Deputy Prime Minister and Justice Secretary David Lammy set off another row this week when he told the BBC that while “we are all equal before the law,” equality in policing “does not always necessarily mean the same.” The remarks came as the nation watched body‑worn footage from the murder of 18‑year‑old Henry Nowak and as police chiefs’ new anti‑racism guidance — language saying racial equity “does not mean treating everyone ‘the same’” — became the centrepiece of a furious debate about fairness, policing and public trust.
Lammy’s claim: equality before the law — but not equal treatment?
On a live broadcast, Mr Lammy tried to thread a needle: insist that equality before the law is non‑negotiable, but also argue policing should take community context into account because arrest and custody rates are not evenly distributed. That sounds reasonable until you realise it leaves a gaping hole where simple rules used to be. If equality under the law can be stretched into context‑sensitive “different” treatment, then officers and courts are left to perform endless semantic gymnastics. Welcome to the new legal math — where equal means equal-ish.
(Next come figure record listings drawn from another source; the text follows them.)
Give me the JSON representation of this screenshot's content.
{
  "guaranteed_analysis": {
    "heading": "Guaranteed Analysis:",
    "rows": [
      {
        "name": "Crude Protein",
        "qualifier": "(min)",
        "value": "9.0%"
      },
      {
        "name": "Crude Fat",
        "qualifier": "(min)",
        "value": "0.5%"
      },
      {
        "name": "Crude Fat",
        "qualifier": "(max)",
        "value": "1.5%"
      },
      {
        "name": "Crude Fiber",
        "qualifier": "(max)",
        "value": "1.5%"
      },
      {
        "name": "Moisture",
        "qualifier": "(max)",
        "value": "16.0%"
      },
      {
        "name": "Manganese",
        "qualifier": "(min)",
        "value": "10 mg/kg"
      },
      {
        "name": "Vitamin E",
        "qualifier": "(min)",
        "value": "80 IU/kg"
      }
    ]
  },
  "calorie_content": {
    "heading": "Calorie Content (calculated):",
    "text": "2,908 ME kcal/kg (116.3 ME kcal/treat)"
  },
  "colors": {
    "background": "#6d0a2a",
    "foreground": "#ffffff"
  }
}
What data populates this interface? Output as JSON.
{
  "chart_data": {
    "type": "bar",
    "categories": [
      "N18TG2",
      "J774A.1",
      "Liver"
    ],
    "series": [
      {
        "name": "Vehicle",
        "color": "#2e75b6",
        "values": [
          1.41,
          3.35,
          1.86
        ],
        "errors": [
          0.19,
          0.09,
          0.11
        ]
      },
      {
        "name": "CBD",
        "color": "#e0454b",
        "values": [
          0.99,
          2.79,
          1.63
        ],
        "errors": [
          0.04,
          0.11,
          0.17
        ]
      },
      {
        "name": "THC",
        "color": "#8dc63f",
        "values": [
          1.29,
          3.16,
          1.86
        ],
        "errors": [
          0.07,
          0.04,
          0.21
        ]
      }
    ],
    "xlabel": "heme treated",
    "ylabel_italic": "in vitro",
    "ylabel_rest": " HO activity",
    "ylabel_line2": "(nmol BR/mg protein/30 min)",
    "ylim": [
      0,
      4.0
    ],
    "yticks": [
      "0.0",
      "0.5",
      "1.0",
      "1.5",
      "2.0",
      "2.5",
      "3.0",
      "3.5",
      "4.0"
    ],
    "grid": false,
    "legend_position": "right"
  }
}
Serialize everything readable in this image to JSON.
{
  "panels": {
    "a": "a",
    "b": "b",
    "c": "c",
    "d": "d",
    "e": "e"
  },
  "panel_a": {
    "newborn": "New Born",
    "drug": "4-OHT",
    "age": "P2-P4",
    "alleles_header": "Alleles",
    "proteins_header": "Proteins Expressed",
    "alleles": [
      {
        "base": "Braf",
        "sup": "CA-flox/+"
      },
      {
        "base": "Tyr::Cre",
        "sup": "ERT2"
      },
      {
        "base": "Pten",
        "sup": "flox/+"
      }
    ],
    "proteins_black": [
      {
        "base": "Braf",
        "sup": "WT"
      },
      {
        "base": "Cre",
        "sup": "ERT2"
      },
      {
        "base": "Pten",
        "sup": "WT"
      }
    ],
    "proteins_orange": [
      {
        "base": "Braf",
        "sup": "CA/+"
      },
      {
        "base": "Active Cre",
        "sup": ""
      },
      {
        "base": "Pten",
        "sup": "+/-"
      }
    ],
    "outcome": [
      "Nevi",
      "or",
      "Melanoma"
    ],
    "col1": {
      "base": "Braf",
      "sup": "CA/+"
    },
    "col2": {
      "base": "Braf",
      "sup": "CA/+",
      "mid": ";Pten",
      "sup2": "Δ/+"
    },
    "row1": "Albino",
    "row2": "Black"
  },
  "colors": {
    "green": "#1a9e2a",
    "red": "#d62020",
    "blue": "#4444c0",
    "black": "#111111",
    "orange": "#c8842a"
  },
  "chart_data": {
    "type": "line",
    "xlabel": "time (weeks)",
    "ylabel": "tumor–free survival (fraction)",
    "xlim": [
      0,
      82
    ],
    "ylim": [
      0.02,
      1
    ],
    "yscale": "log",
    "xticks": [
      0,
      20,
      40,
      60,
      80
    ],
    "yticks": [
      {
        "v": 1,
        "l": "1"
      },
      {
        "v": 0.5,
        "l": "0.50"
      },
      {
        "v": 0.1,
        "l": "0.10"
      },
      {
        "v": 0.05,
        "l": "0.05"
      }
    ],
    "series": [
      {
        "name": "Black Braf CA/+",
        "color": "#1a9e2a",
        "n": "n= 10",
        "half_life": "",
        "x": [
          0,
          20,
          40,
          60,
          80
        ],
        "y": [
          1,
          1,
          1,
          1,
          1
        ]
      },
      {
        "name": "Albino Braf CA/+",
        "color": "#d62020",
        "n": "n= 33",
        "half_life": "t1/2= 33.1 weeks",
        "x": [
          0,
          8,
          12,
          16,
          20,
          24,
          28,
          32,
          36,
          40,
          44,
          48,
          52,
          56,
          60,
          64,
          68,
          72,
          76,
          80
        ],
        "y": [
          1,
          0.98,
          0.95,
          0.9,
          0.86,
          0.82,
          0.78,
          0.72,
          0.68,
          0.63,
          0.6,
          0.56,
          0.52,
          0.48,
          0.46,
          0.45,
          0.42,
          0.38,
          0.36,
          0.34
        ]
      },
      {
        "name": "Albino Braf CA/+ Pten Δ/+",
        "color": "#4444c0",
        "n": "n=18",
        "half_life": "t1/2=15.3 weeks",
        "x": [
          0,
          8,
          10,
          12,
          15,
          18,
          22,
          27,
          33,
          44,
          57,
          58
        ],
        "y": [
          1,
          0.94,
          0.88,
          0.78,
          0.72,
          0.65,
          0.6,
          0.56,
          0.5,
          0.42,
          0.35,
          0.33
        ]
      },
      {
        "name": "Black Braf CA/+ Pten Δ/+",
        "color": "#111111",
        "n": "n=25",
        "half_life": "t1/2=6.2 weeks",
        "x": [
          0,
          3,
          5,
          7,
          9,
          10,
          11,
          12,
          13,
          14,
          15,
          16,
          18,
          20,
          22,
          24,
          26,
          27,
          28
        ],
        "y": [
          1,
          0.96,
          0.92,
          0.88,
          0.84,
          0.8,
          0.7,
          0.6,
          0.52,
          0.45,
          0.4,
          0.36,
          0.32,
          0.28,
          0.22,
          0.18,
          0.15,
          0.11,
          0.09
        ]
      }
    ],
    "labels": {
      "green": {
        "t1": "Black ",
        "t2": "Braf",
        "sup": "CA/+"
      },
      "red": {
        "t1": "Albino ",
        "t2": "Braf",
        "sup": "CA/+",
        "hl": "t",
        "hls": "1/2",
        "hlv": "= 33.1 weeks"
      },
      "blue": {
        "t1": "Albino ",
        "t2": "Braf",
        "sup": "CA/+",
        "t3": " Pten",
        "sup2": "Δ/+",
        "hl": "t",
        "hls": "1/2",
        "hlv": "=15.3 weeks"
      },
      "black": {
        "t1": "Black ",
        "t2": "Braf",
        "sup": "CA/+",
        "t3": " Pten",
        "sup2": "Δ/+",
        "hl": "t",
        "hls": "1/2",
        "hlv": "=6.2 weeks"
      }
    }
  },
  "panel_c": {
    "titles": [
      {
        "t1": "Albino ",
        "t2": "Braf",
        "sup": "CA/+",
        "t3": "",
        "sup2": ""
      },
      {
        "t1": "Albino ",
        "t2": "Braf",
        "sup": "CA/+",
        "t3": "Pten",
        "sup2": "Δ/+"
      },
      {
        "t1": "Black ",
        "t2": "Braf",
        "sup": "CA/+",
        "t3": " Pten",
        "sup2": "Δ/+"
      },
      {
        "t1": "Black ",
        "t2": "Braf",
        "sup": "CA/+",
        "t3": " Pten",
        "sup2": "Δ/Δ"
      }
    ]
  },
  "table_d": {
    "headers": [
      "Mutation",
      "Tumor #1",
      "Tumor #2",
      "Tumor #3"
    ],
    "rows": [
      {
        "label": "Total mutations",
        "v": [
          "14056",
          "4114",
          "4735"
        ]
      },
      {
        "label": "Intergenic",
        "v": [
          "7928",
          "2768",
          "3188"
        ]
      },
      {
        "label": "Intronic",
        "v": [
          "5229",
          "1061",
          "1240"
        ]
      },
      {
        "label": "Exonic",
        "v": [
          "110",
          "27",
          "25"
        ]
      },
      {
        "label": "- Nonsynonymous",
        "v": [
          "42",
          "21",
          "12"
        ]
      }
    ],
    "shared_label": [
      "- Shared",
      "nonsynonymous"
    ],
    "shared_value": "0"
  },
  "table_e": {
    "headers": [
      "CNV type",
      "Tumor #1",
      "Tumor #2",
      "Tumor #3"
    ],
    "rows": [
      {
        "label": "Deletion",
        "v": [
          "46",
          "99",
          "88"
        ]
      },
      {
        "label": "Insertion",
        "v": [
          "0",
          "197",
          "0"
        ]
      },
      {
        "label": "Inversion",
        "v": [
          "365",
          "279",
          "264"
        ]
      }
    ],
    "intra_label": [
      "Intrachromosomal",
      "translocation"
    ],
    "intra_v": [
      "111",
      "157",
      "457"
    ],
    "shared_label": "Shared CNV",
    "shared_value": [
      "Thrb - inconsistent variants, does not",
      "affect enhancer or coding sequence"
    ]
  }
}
The flashpoint: Henry Nowak’s death and the body‑cam footage
The public anger is not theoretical. The release of police body‑worn video from the Nowak case showed officers handcuffing a young man who kept saying he had been stabbed. The Independent Office for Police Conduct is investigating, the killer has been convicted and sentenced, and people are asking a basic question: were those officers doing their duty? Critics say the NPCC language and Mr Lammy’s comments make a bad situation worse by suggesting police can, at times, treat victims and suspects differently based on background — an idea that feeds suspicion rather than calm.
Why vague policy language is a real danger
The National Police Chiefs’ Council and College of Policing introduced anti‑racism wording meant to address disparities in outcomes — a worthy goal. But the phrase “does not mean treating everyone ‘the same’” is now being reviewed because it gives the public the wrong impression. That impression matters. Policing functions on clear rules and public confidence. If officers think they must factor ethnicity into routine decisions, the result will be confusion and claims of two‑tier justice. Ministers and chiefs should stop the wordplay and give officers a single clear standard: equal treatment under the law, always.
Political fallout and the hard answer voters want
The row has predictably become political theatre: Reform UK and other critics accuse the guidance of privileging certain groups, while ministers like Mr Lammy warn against simplistic explanations from abroad — even saying he told the U.S. Vice President he was wrong to blame migration. Fine. But voters want fewer debates about phrasing and more answers about accountability. The IOPC investigation, the sentencing remarks and a promised review of NPCC wording are the right immediate steps. The longer task is rebuilding trust: stop the identity‑based word games, clarify policy, and ensure every citizen gets the same protection and the same scrutiny from the police. That should not be controversial — it should be the law.